Currently the Relay VM only supports a single device:
It would be useful to support multiple devices, e.g. for heterogeneous splitting of networks for data center workloads. I’ve been messing with this change on a private branch but I don’t have anything presentable yet. It is (technically) possible to represent this at the Relay IR level; the attributes for device copy & storage allocations have slots for (static) device IDs. However, the device ID information is currently thrown away during compilation for the VM. I’d like to change that.
The work to support heterogeneous execution has laid some groundwork here:
However, more invasive changes are needed. In particular, the VM bytecode format will need to be modified to include device IDs on AllocStorage and DeviceCopy, and that data will need to be plumbed through various compilation passes.
- What should the API for annotating modules with device information look like? It would be nice to support both homogeneous splitting (i.e. across a batch dimension) and heterogeneous splitting (anything else.)
- Should device selection be static or dynamic? Static is simpler to implement, dynamic would be more flexible and could e.g. test the number of devices available and adapt based on that. The analysis passes determining device associations currently assume static device assignments.

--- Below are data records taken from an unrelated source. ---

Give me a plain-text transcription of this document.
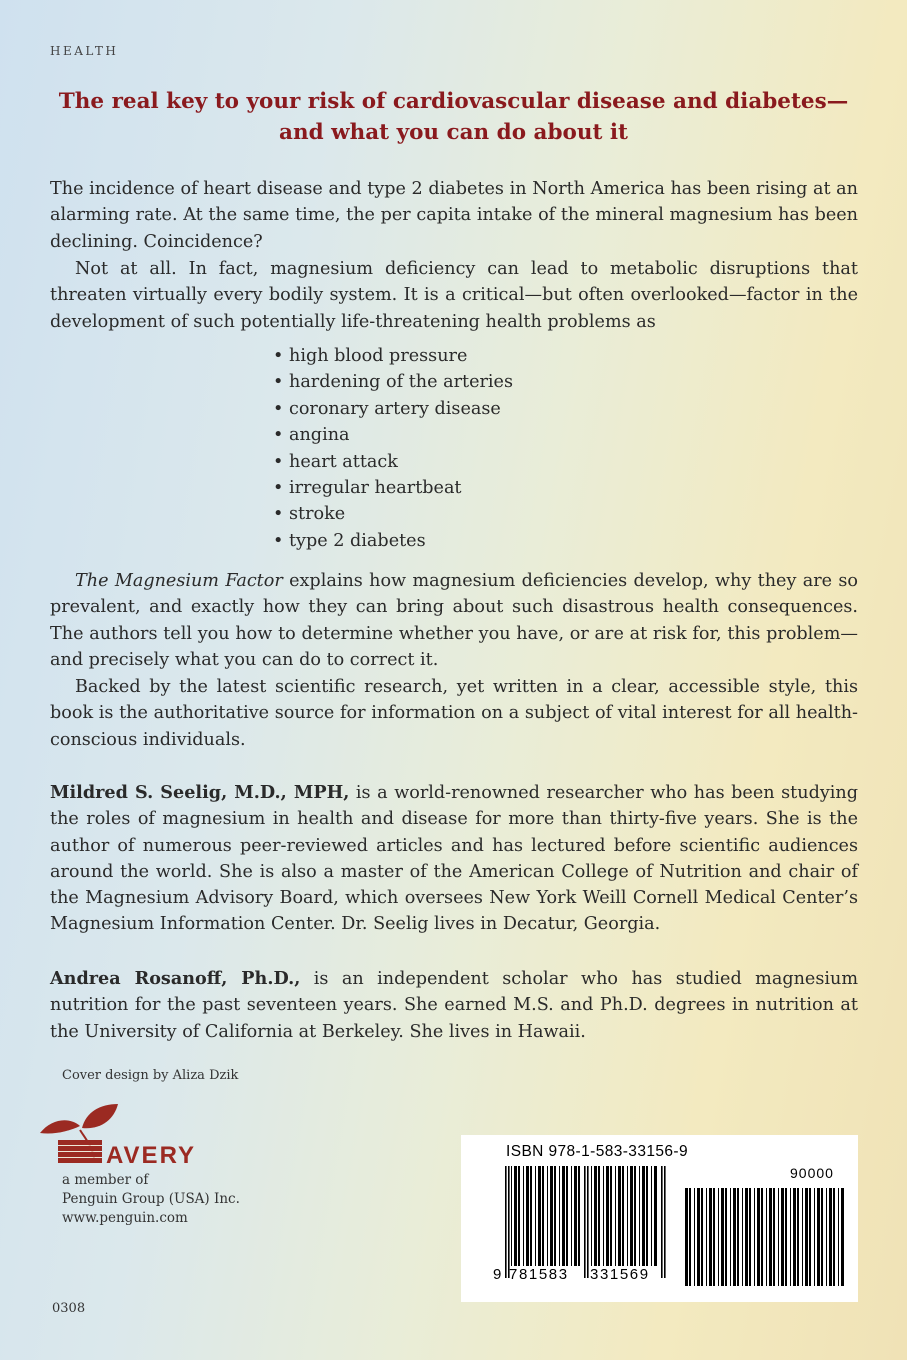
HEALTH
The real key to your risk of cardiovascular disease and diabetes—
and what you can do about it

The incidence of heart disease and type 2 diabetes in North America has been rising at an alarming rate. At the same time, the per capita intake of the mineral magnesium has been declining. Coincidence?

Not at all. In fact, magnesium deficiency can lead to metabolic disruptions that threaten virtually every bodily system. It is a critical—but often overlooked—factor in the development of such potentially life-threatening health problems as

• high blood pressure
• hardening of the arteries
• coronary artery disease
• angina
• heart attack
• irregular heartbeat
• stroke
• type 2 diabetes

The Magnesium Factor explains how magnesium deficiencies develop, why they are so prevalent, and exactly how they can bring about such disastrous health consequences. The authors tell you how to determine whether you have, or are at risk for, this problem—and precisely what you can do to correct it.

Backed by the latest scientific research, yet written in a clear, accessible style, this book is the authoritative source for information on a subject of vital interest for all health-conscious individuals.

Mildred S. Seelig, M.D., MPH, is a world-renowned researcher who has been studying the roles of magnesium in health and disease for more than thirty-five years. She is the author of numerous peer-reviewed articles and has lectured before scientific audiences around the world. She is also a master of the American College of Nutrition and chair of the Magnesium Advisory Board, which oversees New York Weill Cornell Medical Center’s Magnesium Information Center. Dr. Seelig lives in Decatur, Georgia.

Andrea Rosanoff, Ph.D., is an independent scholar who has studied magnesium nutrition for the past seventeen years. She earned M.S. and Ph.D. degrees in nutrition at the University of California at Berkeley. She lives in Hawaii.

Cover design by Aliza Dzik
AVERY
a member of
Penguin Group (USA) Inc.
www.penguin.com
0308
ISBN 978-1-583-33156-9
90000
9 781583 331569
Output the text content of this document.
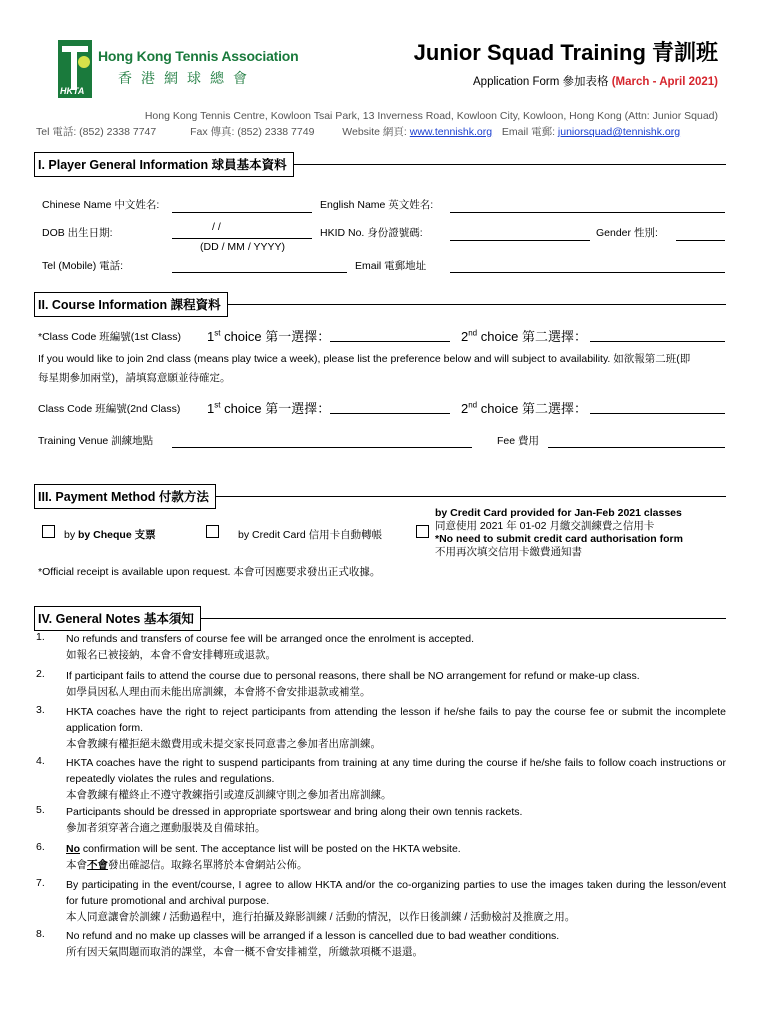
HKTA
Hong Kong Tennis Association
香港網球總會
Junior Squad Training 青訓班
Application Form 參加表格 (March - April 2021)
Hong Kong Tennis Centre, Kowloon Tsai Park, 13 Inverness Road, Kowloon City, Kowloon, Hong Kong (Attn: Junior Squad)
Tel 電話: (852) 2338 7747	Fax 傳真: (852) 2338 7749	Website 網頁: www.tennishk.org Email 電郵: juniorsquad@tennishk.org
I. Player General Information 球員基本資料
Chinese Name 中文姓名:	English Name 英文姓名:
DOB 出生日期:	/ /
(DD / MM / YYYY)
HKID No. 身份證號碼:	Gender 性別:
Tel (Mobile) 電話:	Email 電郵地址
II. Course Information 課程資料
*Class Code 班編號(1st Class) 1st choice 第一選擇：	2nd choice 第二選擇：
If you would like to join 2nd class (means play twice a week), please list the preference below and will subject to availability. 如欲報第二班(即
每星期參加兩堂)，請填寫意願並待確定。
Class Code 班編號(2nd Class) 1st choice 第一選擇：	2nd choice 第二選擇：
Training Venue 訓練地點	Fee 費用
III. Payment Method 付款方法
by by Cheque 支票	by Credit Card 信用卡自動轉帳
by Credit Card provided for Jan-Feb 2021 classes
同意使用 2021 年 01-02 月繳交訓練費之信用卡
*No need to submit credit card authorisation form
不用再次填交信用卡繳費通知書
*Official receipt is available upon request. 本會可因應要求發出正式收據。
IV. General Notes 基本須知
1. No refunds and transfers of course fee will be arranged once the enrolment is accepted.
如報名已被接納，本會不會安排轉班或退款。
2. If participant fails to attend the course due to personal reasons, there shall be NO arrangement for refund or make-up class.
如學員因私人理由而未能出席訓練，本會將不會安排退款或補堂。
3. HKTA coaches have the right to reject participants from attending the lesson if he/she fails to pay the course fee or submit the incomplete application form.
本會教練有權拒絕未繳費用或未提交家長同意書之參加者出席訓練。
4. HKTA coaches have the right to suspend participants from training at any time during the course if he/she fails to follow coach instructions or repeatedly violates the rules and regulations.
本會教練有權終止不遵守教練指引或違反訓練守則之參加者出席訓練。
5. Participants should be dressed in appropriate sportswear and bring along their own tennis rackets.
參加者須穿著合適之運動服裝及自備球拍。
6. No confirmation will be sent. The acceptance list will be posted on the HKTA website.
本會不會發出確認信。取錄名單將於本會網站公佈。
7. By participating in the event/course, I agree to allow HKTA and/or the co-organizing parties to use the images taken during the lesson/event for future promotional and archival purpose.
本人同意讓會於訓練 / 活動過程中，進行拍攝及錄影訓練 / 活動的情況，以作日後訓練 / 活動檢討及推廣之用。
8. No refund and no make up classes will be arranged if a lesson is cancelled due to bad weather conditions.
所有因天氣問題而取消的課堂，本會一概不會安排補堂，所繳款項概不退還。
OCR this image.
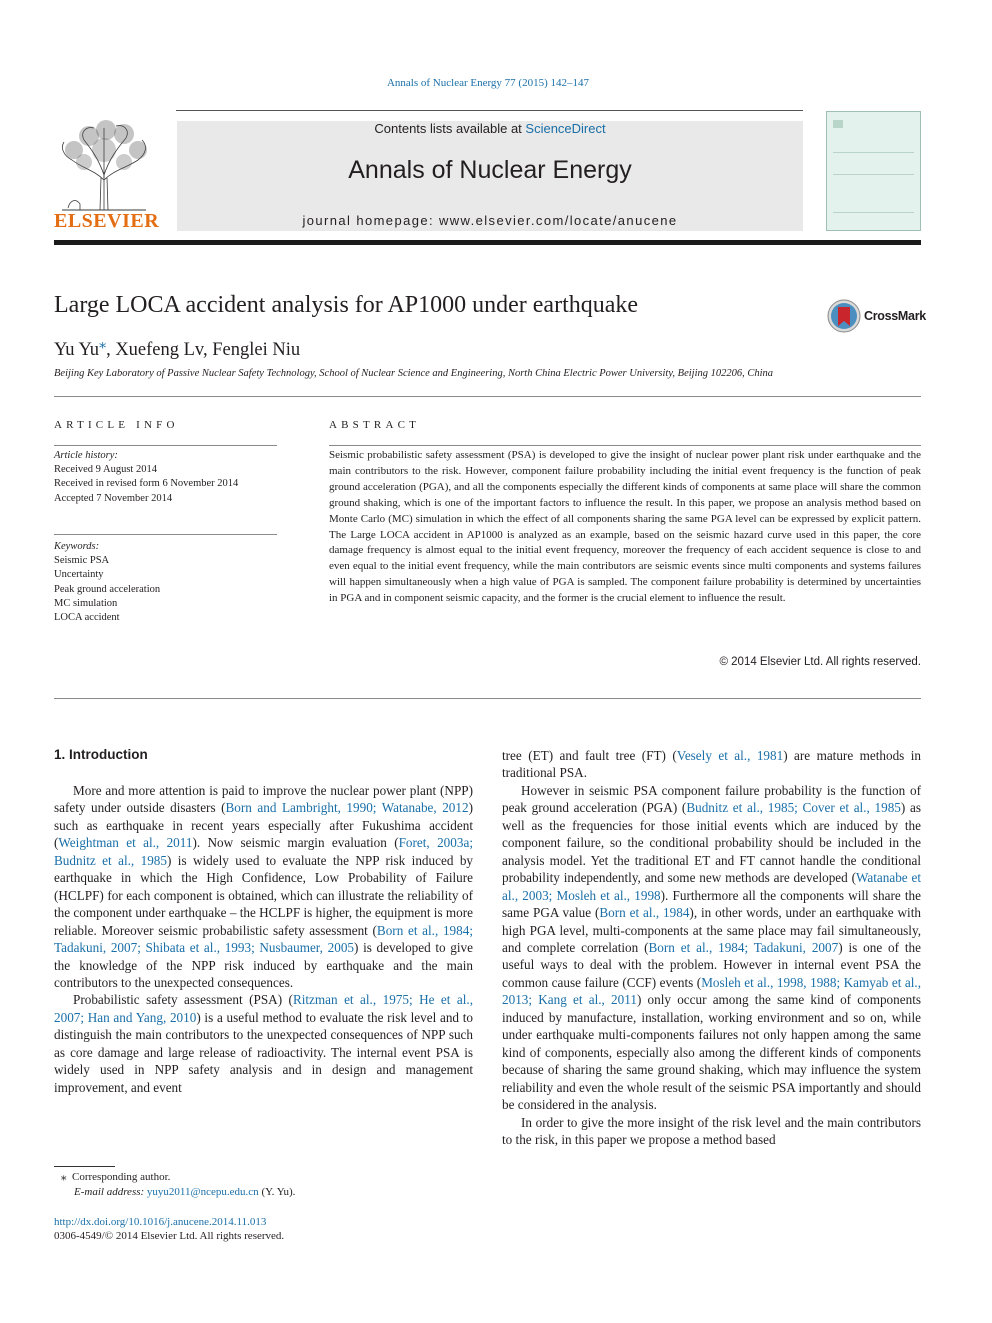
Annals of Nuclear Energy 77 (2015) 142–147
ELSEVIER
Contents lists available at ScienceDirect
Annals of Nuclear Energy
journal homepage: www.elsevier.com/locate/anucene
Large LOCA accident analysis for AP1000 under earthquake	CrossMark
Yu Yu⁎, Xuefeng Lv, Fenglei Niu
Beijing Key Laboratory of Passive Nuclear Safety Technology, School of Nuclear Science and Engineering, North China Electric Power University, Beijing 102206, China
ARTICLE INFO
Article history:
Received 9 August 2014
Received in revised form 6 November 2014
Accepted 7 November 2014
Keywords:
Seismic PSA
Uncertainty
Peak ground acceleration
MC simulation
LOCA accident
ABSTRACT
Seismic probabilistic safety assessment (PSA) is developed to give the insight of nuclear power plant risk under earthquake and the main contributors to the risk. However, component failure probability including the initial event frequency is the function of peak ground acceleration (PGA), and all the components especially the different kinds of components at same place will share the common ground shaking, which is one of the important factors to influence the result. In this paper, we propose an analysis method based on Monte Carlo (MC) simulation in which the effect of all components sharing the same PGA level can be expressed by explicit pattern. The Large LOCA accident in AP1000 is analyzed as an example, based on the seismic hazard curve used in this paper, the core damage frequency is almost equal to the initial event frequency, moreover the frequency of each accident sequence is close to and even equal to the initial event frequency, while the main contributors are seismic events since multi components and systems failures will happen simultaneously when a high value of PGA is sampled. The component failure probability is determined by uncertainties in PGA and in component seismic capacity, and the former is the crucial element to influence the result.
© 2014 Elsevier Ltd. All rights reserved.
1. Introduction

More and more attention is paid to improve the nuclear power plant (NPP) safety under outside disasters (Born and Lambright, 1990; Watanabe, 2012) such as earthquake in recent years especially after Fukushima accident (Weightman et al., 2011). Now seismic margin evaluation (Foret, 2003a; Budnitz et al., 1985) is widely used to evaluate the NPP risk induced by earthquake in which the High Confidence, Low Probability of Failure (HCLPF) for each component is obtained, which can illustrate the reliability of the component under earthquake – the HCLPF is higher, the equipment is more reliable. Moreover seismic probabilistic safety assessment (Born et al., 1984; Tadakuni, 2007; Shibata et al., 1993; Nusbaumer, 2005) is developed to give the knowledge of the NPP risk induced by earthquake and the main contributors to the unexpected consequences.

Probabilistic safety assessment (PSA) (Ritzman et al., 1975; He et al., 2007; Han and Yang, 2010) is a useful method to evaluate the risk level and to distinguish the main contributors to the unexpected consequences of NPP such as core damage and large release of radioactivity. The internal event PSA is widely used in NPP safety analysis and in design and management improvement, and event

tree (ET) and fault tree (FT) (Vesely et al., 1981) are mature methods in traditional PSA.

However in seismic PSA component failure probability is the function of peak ground acceleration (PGA) (Budnitz et al., 1985; Cover et al., 1985) as well as the frequencies for those initial events which are induced by the component failure, so the conditional probability should be included in the analysis model. Yet the traditional ET and FT cannot handle the conditional probability independently, and some new methods are developed (Watanabe et al., 2003; Mosleh et al., 1998). Furthermore all the components will share the same PGA value (Born et al., 1984), in other words, under an earthquake with high PGA level, multi-components at the same place may fail simultaneously, and complete correlation (Born et al., 1984; Tadakuni, 2007) is one of the useful ways to deal with the problem. However in internal event PSA the common cause failure (CCF) events (Mosleh et al., 1998, 1988; Kamyab et al., 2013; Kang et al., 2011) only occur among the same kind of components induced by manufacture, installation, working environment and so on, while under earthquake multi-components failures not only happen among the same kind of components, especially also among the different kinds of components because of sharing the same ground shaking, which may influence the system reliability and even the whole result of the seismic PSA importantly and should be considered in the analysis.

In order to give the more insight of the risk level and the main contributors to the risk, in this paper we propose a method based

⁎ Corresponding author.
E-mail address: yuyu2011@ncepu.edu.cn (Y. Yu).
http://dx.doi.org/10.1016/j.anucene.2014.11.013
0306-4549/© 2014 Elsevier Ltd. All rights reserved.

- How should we deal with constants? A simple implementation would change the relation between constants and devices from one-to-one and one-to-many. Alternatively, constants could all be logically associated with the CPU, and could be dynamically loaded to particular devices as needed.
- How should this API be tested? I don’t believe the CI machines have multiple GPUs. One solution would be to implement a new device type, virtual cpu, which is pretty much the same as regular CPU but allows multiple contexts to be instantiated, and forbids using tensors associated with one context with another.